Koop then took his idea to his good friend David Holt who advised him to stop telling people about it and develop it himself. So that’s what he did. He hired internationally acclaimed entrepreneur consultant Jay Abraham of the Abraham Group. Abraham helped Rodney “beta” test his flat rate database idea and forced him to create his first flat rate pricing book —  “The 18 Most Common Heating Repairs,” in December of 2010. Rodney invited the membership of the Service Roundtable to participate in the beta test and 30 members immediately agreed.

This initial beta test ran in eight states.  Abraham advised Koop the test had to be conducted with contractors located in big and little towns, big companies and little companies, and even in companies located in the middle of nowhere.

Koop says, “That first test ran for eight weeks and we found that every participant saw an immediate bump of $200 per ticket. The excitement was incredible.”

In May of 2011 Koop and son Matt wrote a 65-page cooling book. They then conducted a four-week beta test. They required participants to agree to attending a Skype meeting the Friday before the test began and then a face-to-face meeting every Friday to go over results. The end results were the same – the average ticket increased by $200.

Promoting the New Flat Rate Pricing system during Comfortech 2016 in Philadelphia, PA

Promoting the New Flat Rate Pricing system during Comfortech 2016 in Philadelphia, PA

Promoting the New Flat Rate Pricing system during Comfortech 2016 in Philadelphia, PA

Says Koop, “By June 2011 our beta testers were demanding to buy it.  So we began selling it. That’s when the real work began because customers began requesting enhancements and improvements. For the next two years we worked on those changes. We got the wording down, the formulas down, and the algorithms working right. Now The New Flat Rate helps our client base put more than $4 million per week of additional revenue into their pockets.  That’s the thing that I am most proud of — we totally changed the game.”

The NCI Connection

The New Flat Rate became an NCI Preferred Vendor in 2011. According to Rodney Koop, that was the same year that David Holt joined the NCI team as a trainer and coach.

“But my involvement in NCI goes much further back than 2011,” Koop says. “I got involved with NCI when I bought the contracting company and am still a dues-paying member under the Masingill name.”
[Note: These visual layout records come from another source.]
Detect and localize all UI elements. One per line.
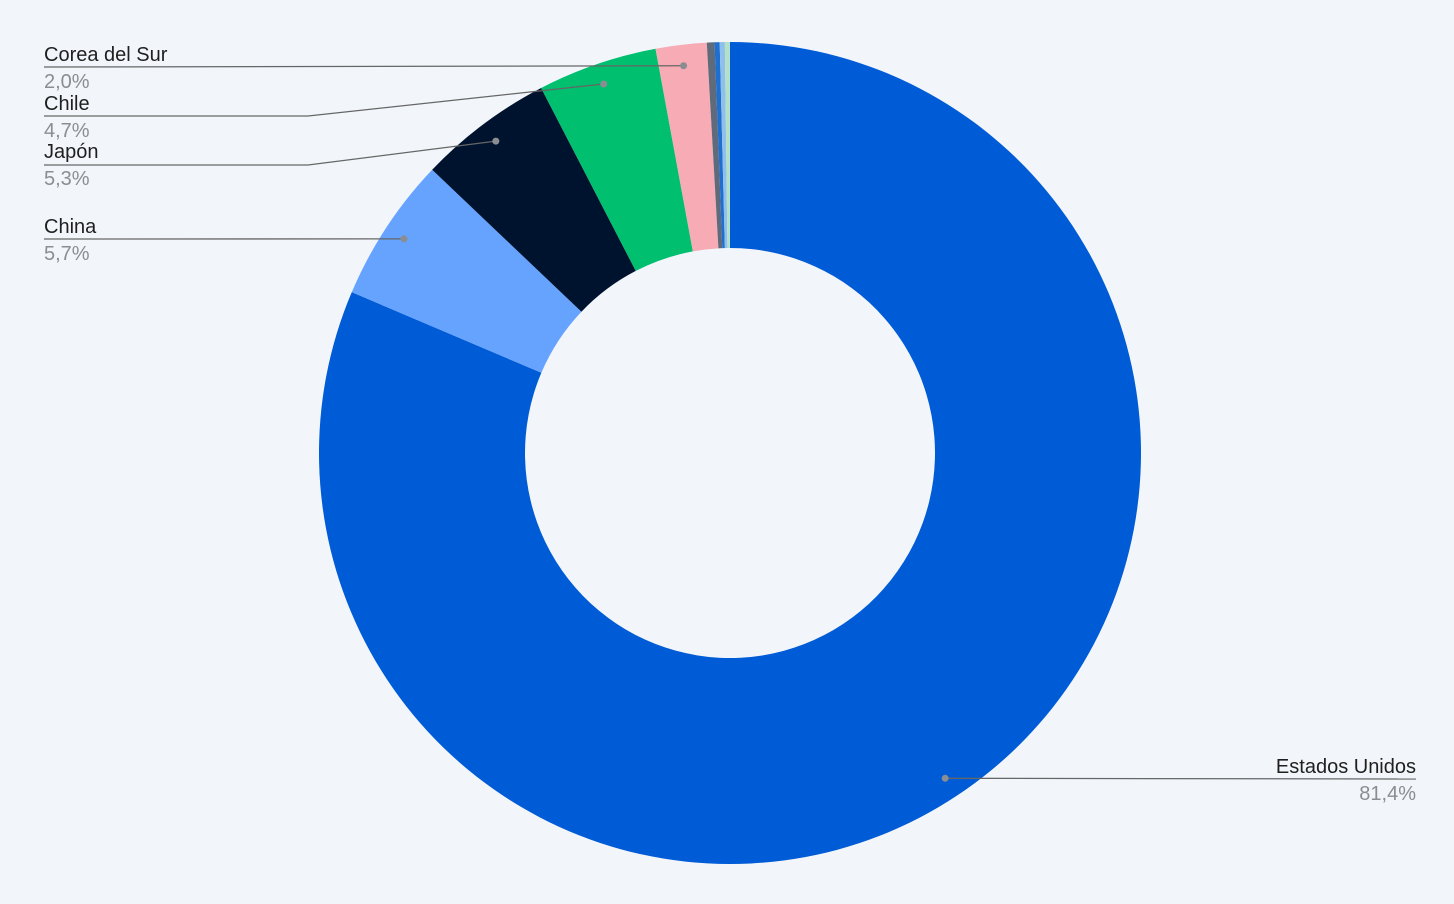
slice-value-label: 4,7% bbox=[44, 120, 90, 142]
donut-slice bbox=[714, 42, 725, 249]
leader-dot bbox=[941, 774, 949, 782]
slice-value-label: 5,7% bbox=[44, 243, 90, 265]
leader-dot bbox=[492, 137, 500, 145]
donut-slice bbox=[351, 169, 582, 373]
donut-slice bbox=[719, 42, 728, 249]
donut-slice bbox=[432, 87, 636, 312]
slice-label: Corea del Sur bbox=[44, 44, 168, 66]
slice-value-label: 2,0% bbox=[44, 71, 90, 93]
slice-value-label: 81,4% bbox=[1359, 783, 1416, 805]
leader-line bbox=[43, 65, 684, 68]
leader-dot bbox=[600, 80, 608, 88]
donut-slice bbox=[541, 48, 693, 271]
donut-slice bbox=[318, 42, 1142, 864]
slice-label: Chile bbox=[44, 93, 90, 115]
leader-line bbox=[44, 83, 604, 117]
slice-label: Estados Unidos bbox=[1276, 756, 1416, 778]
donut-slice bbox=[655, 42, 719, 252]
leader-line bbox=[945, 777, 1417, 780]
leader-dot bbox=[400, 235, 408, 243]
slice-value-label: 5,3% bbox=[44, 168, 90, 190]
slice-label: Japón bbox=[44, 141, 99, 163]
leader-dot bbox=[680, 62, 688, 70]
leader-line bbox=[44, 140, 496, 166]
donut-slice bbox=[706, 42, 723, 249]
slice-label: China bbox=[44, 216, 97, 238]
donut-slice bbox=[724, 42, 730, 249]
He joined the organization because of NCI’s professionalism and to learn the Performance-Based Contracting™ methodology that they teach. “Nobody else taught the concept behind the NCI motto, ‘If you don’t measure, you’re just guessing.'”

He adds that it took him a long time to start making money in Performance-Based contracting, but once he got the hang of it, it provided another avenue of sales for the company.
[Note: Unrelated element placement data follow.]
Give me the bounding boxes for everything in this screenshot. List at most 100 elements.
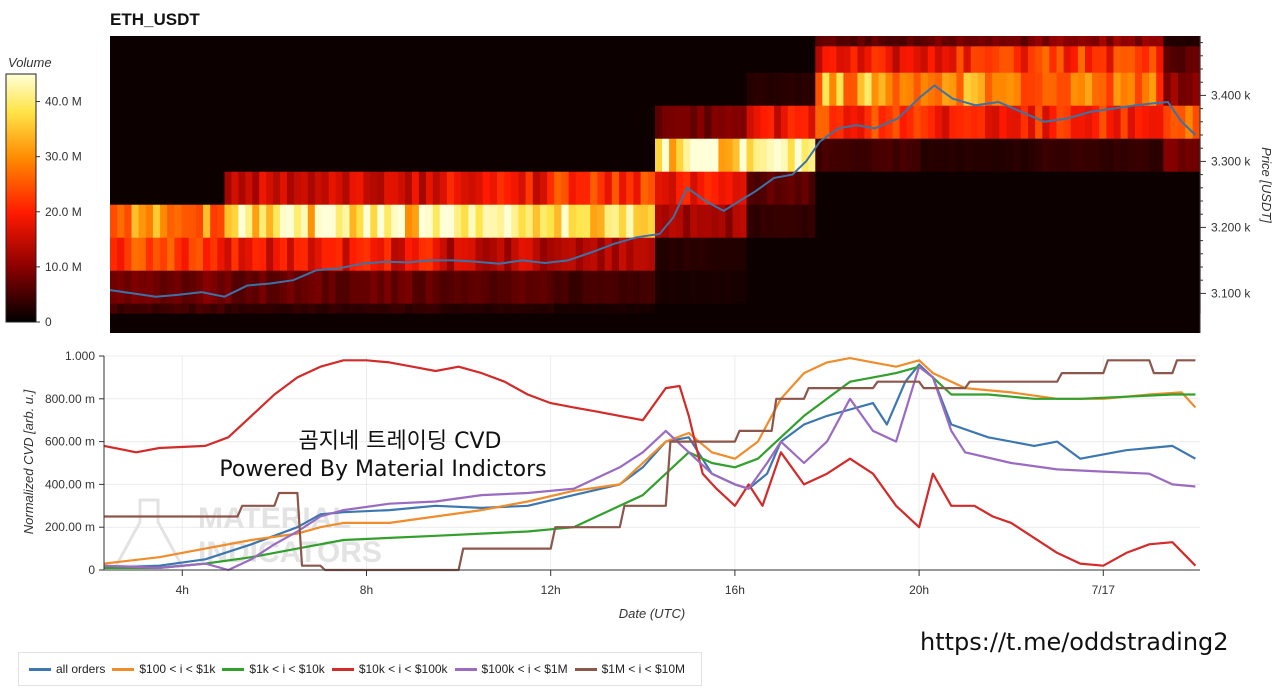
heatmap-cell — [363, 45, 371, 73]
heatmap-cell — [568, 72, 577, 106]
heatmap-cell — [152, 270, 161, 304]
heatmap-cell — [405, 138, 413, 172]
heatmap-cell — [525, 105, 534, 139]
heatmap-cell — [131, 171, 140, 205]
heatmap-cell — [314, 36, 323, 47]
heatmap-cell — [850, 105, 858, 139]
legend-item[interactable]: $100k < i < $1M — [454, 662, 568, 676]
heatmap-cell — [217, 303, 226, 314]
heatmap-cell — [829, 138, 837, 172]
heatmap-cell — [871, 105, 880, 139]
heatmap-cell — [892, 36, 901, 47]
heatmap-cell — [280, 204, 288, 238]
heatmap-cell — [252, 105, 260, 139]
heatmap-cell — [245, 105, 253, 139]
heatmap-cell — [683, 303, 691, 314]
heatmap-cell — [266, 204, 274, 238]
heatmap-cell — [518, 204, 527, 238]
legend-item[interactable]: $100 < i < $1k — [112, 662, 215, 676]
colorbar-tick-label: 20.0 M — [45, 205, 82, 219]
heatmap-cell — [1099, 237, 1107, 271]
telegram-link[interactable]: https://t.me/oddstrading2 — [920, 628, 1229, 656]
heatmap-cell — [626, 204, 634, 238]
heatmap-cell — [697, 36, 705, 47]
heatmap-cell — [1035, 72, 1043, 106]
heatmap-cell — [669, 36, 677, 47]
heatmap-cell — [210, 45, 218, 73]
heatmap-cell — [293, 204, 302, 238]
heatmap-cell — [307, 204, 316, 238]
heatmap-cell — [511, 237, 520, 271]
heatmap-cell — [746, 171, 755, 205]
heatmap-cell — [554, 204, 562, 238]
heatmap-cell — [704, 204, 712, 238]
heatmap-cell — [259, 36, 267, 47]
heatmap-cell — [920, 36, 929, 47]
heatmap-cell — [363, 105, 371, 139]
heatmap-cell — [999, 270, 1008, 304]
heatmap-cell — [822, 36, 830, 47]
heatmap-cell — [167, 45, 175, 73]
heatmap-cell — [732, 45, 741, 73]
heatmap-cell — [1170, 204, 1179, 238]
cvd-y-tick-label: 200.00 m — [45, 520, 95, 534]
heatmap-cell — [985, 237, 993, 271]
heatmap-cell — [195, 36, 204, 47]
heatmap-cell — [647, 303, 656, 314]
heatmap-cell — [1113, 204, 1122, 238]
heatmap-cell — [231, 171, 239, 205]
heatmap-cell — [836, 303, 844, 314]
heatmap-cell — [210, 72, 218, 106]
heatmap-cell — [822, 204, 830, 238]
heatmap-cell — [266, 270, 274, 304]
heatmap-cell — [138, 237, 147, 271]
heatmap-cell — [899, 36, 908, 47]
heatmap-cell — [174, 36, 183, 47]
heatmap-cell — [977, 36, 986, 47]
heatmap-cell — [245, 303, 253, 314]
heatmap-cell — [992, 72, 1000, 106]
heatmap-cell — [1178, 237, 1186, 271]
heatmap-cell — [117, 36, 125, 47]
heatmap-cell — [342, 270, 350, 304]
heatmap-cell — [655, 303, 663, 314]
heatmap-cell — [1070, 270, 1079, 304]
heatmap-cell — [753, 204, 761, 238]
heatmap-cell — [335, 138, 344, 172]
heatmap-cell — [999, 138, 1008, 172]
heatmap-cell — [704, 45, 712, 73]
heatmap-cell — [934, 138, 943, 172]
heatmap-cell — [1106, 45, 1115, 73]
heatmap-cell — [1113, 36, 1122, 47]
heatmap-cell — [583, 204, 591, 238]
heatmap-cell — [547, 72, 555, 106]
heatmap-cell — [293, 171, 302, 205]
heatmap-cell — [1077, 270, 1086, 304]
heatmap-cell — [300, 105, 309, 139]
heatmap-cell — [1192, 270, 1201, 304]
heatmap-cell — [468, 171, 477, 205]
heatmap-cell — [850, 237, 858, 271]
heatmap-cell — [405, 105, 413, 139]
heatmap-cell — [287, 36, 295, 47]
legend-item[interactable]: $1k < i < $10k — [222, 662, 325, 676]
heatmap-cell — [1035, 270, 1043, 304]
legend-item[interactable]: $1M < i < $10M — [574, 662, 685, 676]
heatmap-cell — [662, 303, 670, 314]
heatmap-cell — [604, 303, 613, 314]
heatmap-cell — [690, 36, 698, 47]
heatmap-cell — [1006, 204, 1015, 238]
heatmap-cell — [152, 303, 161, 314]
legend-item[interactable]: all orders — [29, 662, 105, 676]
heatmap-cell — [174, 105, 183, 139]
heatmap-cell — [259, 45, 267, 73]
legend-item[interactable]: $10k < i < $100k — [331, 662, 448, 676]
heatmap-cell — [1156, 105, 1164, 139]
heatmap-cell — [669, 72, 677, 106]
heatmap-cell — [985, 171, 993, 205]
heatmap-cell — [647, 270, 656, 304]
heatmap-cell — [391, 45, 399, 73]
heatmap-cell — [725, 171, 734, 205]
heatmap-cell — [293, 45, 302, 73]
heatmap-cell — [377, 237, 385, 271]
Today Rodney Koop is mostly divested of the HVAC company, which is owned by his eldest son, Dallas. The New Flat Rate stands firmly on its own. Daughter Danielle Putnam co-owns The New Flat Rate with Rodney, and he says she really runs the operational side of the business. Matt Koop is vice president of training and product development.
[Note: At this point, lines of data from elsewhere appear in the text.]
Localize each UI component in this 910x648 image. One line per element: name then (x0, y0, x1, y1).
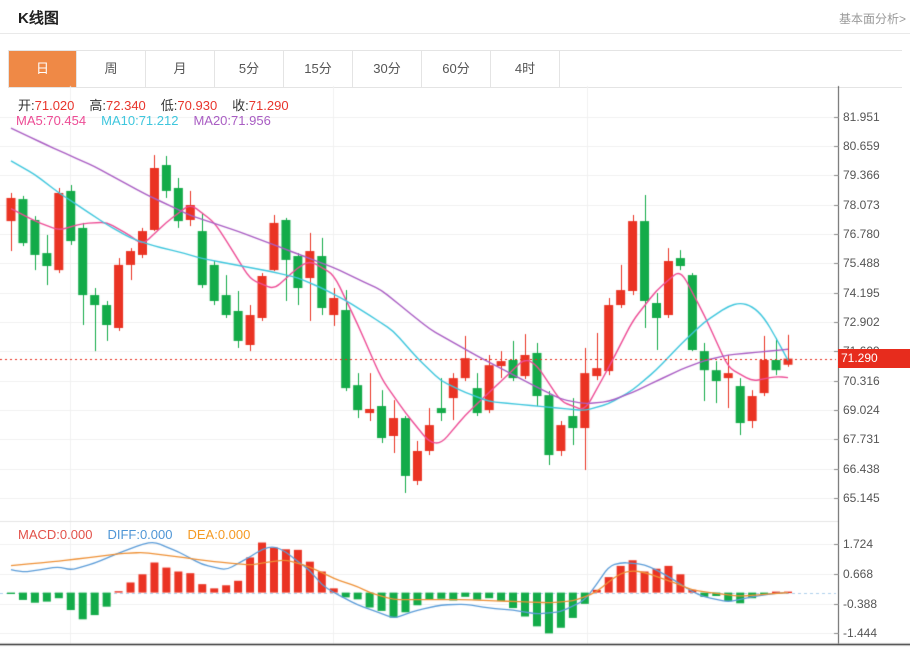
axis-tick-label: 69.024 (843, 403, 880, 418)
axis-tick-label: 75.488 (843, 256, 880, 271)
current-price-badge: 71.290 (838, 349, 910, 369)
macd-legend: MACD:0.000 DIFF:0.000 DEA:0.000 (18, 527, 265, 542)
legend-item: 高:72.340 (89, 98, 146, 113)
axis-tick-label: -0.388 (843, 596, 878, 611)
axis-tick-label: 74.195 (843, 285, 880, 300)
legend-item: 开:71.020 (18, 98, 75, 113)
axis-tick-label: 66.438 (843, 461, 880, 476)
axis-tick-label: 79.366 (843, 168, 880, 183)
legend-item: 收:71.290 (232, 98, 289, 113)
axis-tick-label: 72.902 (843, 315, 880, 330)
legend-item: DEA:0.000 (187, 527, 251, 542)
legend-item: MACD:0.000 (18, 527, 93, 542)
legend-item: MA10:71.212 (101, 113, 179, 128)
axis-tick-label: 76.780 (843, 227, 880, 242)
axis-tick-label: 80.659 (843, 139, 880, 154)
legend-item: 低:70.930 (160, 98, 218, 113)
axis-tick-label: 78.073 (843, 197, 880, 212)
legend-item: MA5:70.454 (16, 113, 87, 128)
legend-item: MA20:71.956 (193, 113, 271, 128)
axis-tick-label: 65.145 (843, 491, 880, 506)
axis-tick-label: 67.731 (843, 432, 880, 447)
axis-tick-label: 81.951 (843, 109, 880, 124)
axis-tick-label: -1.444 (843, 626, 878, 641)
axis-tick-label: 0.668 (843, 566, 874, 581)
ma-legend: MA5:70.454 MA10:71.212 MA20:71.956 (16, 113, 286, 128)
ohlc-legend: 开:71.020 高:72.340 低:70.930 收:71.290 (18, 95, 304, 114)
axis-tick-label: 70.316 (843, 373, 880, 388)
legend-item: DIFF:0.000 (107, 527, 173, 542)
axis-tick-label: 1.724 (843, 537, 874, 552)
As a vendor partner, NCI members participating in TIPP and who buy from The New Flat Rate earn a 4.5% training incentives on the purchase price in NCI Bucks.

Koop says, “In all things, the lessons I’ve learned revolve around the importance of cash, cash flow, and getting paid what you are worth. In business you have to have an engine that creates cash, and marketing.  That means you have to charge what your products and services are worth. That brings in the cash. Once you have that, you can then build a business plan for your legacy.  But you cannot succeed until you can create an engine of cash and a successful marketing program.”